To było dwa lata temu, sam początek listopada – może trzeci, może czwarty – próbowałem nawet sprawdzić datę, ale się gubię. Mogły sypać się liście po pierwszym mrozie. Wieczorem ludzie mogli spotykać się na cmentarzu, mogli widzieć, jak Peter Bruck zapala na grobie swojego ojca nowe znicze. Ja też mogłem wtedy iść aleją, patrzeć na ciemność i ogień, myśleć nie wiadomo o czym, ale stało się coś takiego, co do dziś mnie dziwi, bo nawet nie śmierć, tylko niezauważalność. Mnie już nie było, a świat był tak samo cały, jak wcześniej.
– Niech Pan nie kończy… Coś o tym wiem… Szłam ulicą, wiedziałam już, że to, co było między mną a nim, właśnie się kończy. Może zresztą nie szłam, tylko stałam. Ogrody przygotowywały się do zimy, pod niskim, ciemnym niebem ludzie robili zakupy, na mostach stały rzędy samochodów – jakby to, czy żyję, czy umarłam, było wyłącznie moją prywatną sprawą. Na powierzchni życia nie było żadnej rysy, chociaż byłam gdzie indziej…
– Właśnie: „gdzie indziej”. Nie wiadomo, jak o tym mówić. Może, jakby od razu wróciły mi wszystkie słowa, to bym umiał, ale w pierwszych miesiącach wróciło tylko kilkanaście. A kiedy miałem gorszy dzień, to nawet mniej. Bywało i tak, że jak się zdenerwowałem, to w ogóle tylko kilka polskich, a z niemieckich: ja, nein, raus i Hände hoch. Rozumiałem dużo, ale to miejsce, przez które wychodzą słowa, stało się we mnie jakby węższe. Czasem tak wąskie, że przeciskało się tylko kilka z nich. A przecież z papierów wynika, że mieszkałem tam od osiemdziesiątego siódmego. Opowie mi Pani o swoim „gdzie indziej”?

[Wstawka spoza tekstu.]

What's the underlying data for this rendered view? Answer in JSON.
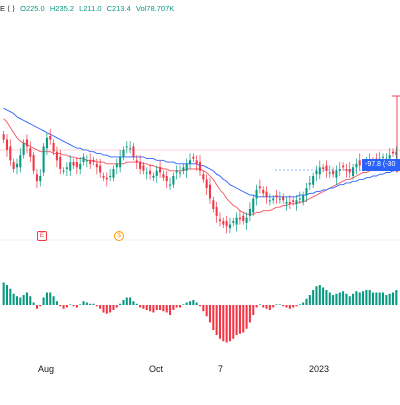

– Nie, raczej nie. Nie umiem opowiadać… A na pewno nie tak jak Pan – z niemieckim akcentem… To zwykła historia. Może się kochali, może jej się tylko zdawało. Dni były coraz krótsze, drzewa nuciły ciemne melodie listopada. Wyjechał, jakby przed czymś uciekał – może przed Polską, może przed samym sobą, może przede mną? Szłam ulicą, wiedziałam, że to koniec. Jakby zniknął cały świat. Mogłam nie wrócić tej nocy do domu, ale wróciłam. Ojciec jeszcze żył, zrobił herbatę. Przebrałam się i poszłam do drewutni rąbać drewno. Nic nie mówił. Zawsze tam chodziłam, jak coś mnie gryzło. To zwykła historia… On podobno zrobił karierę, a ja po wielu latach znalazłam jego profil na portalu. Sama nie wiedziałam, kogo właściwie chcę znaleźć – jego czy samą siebie…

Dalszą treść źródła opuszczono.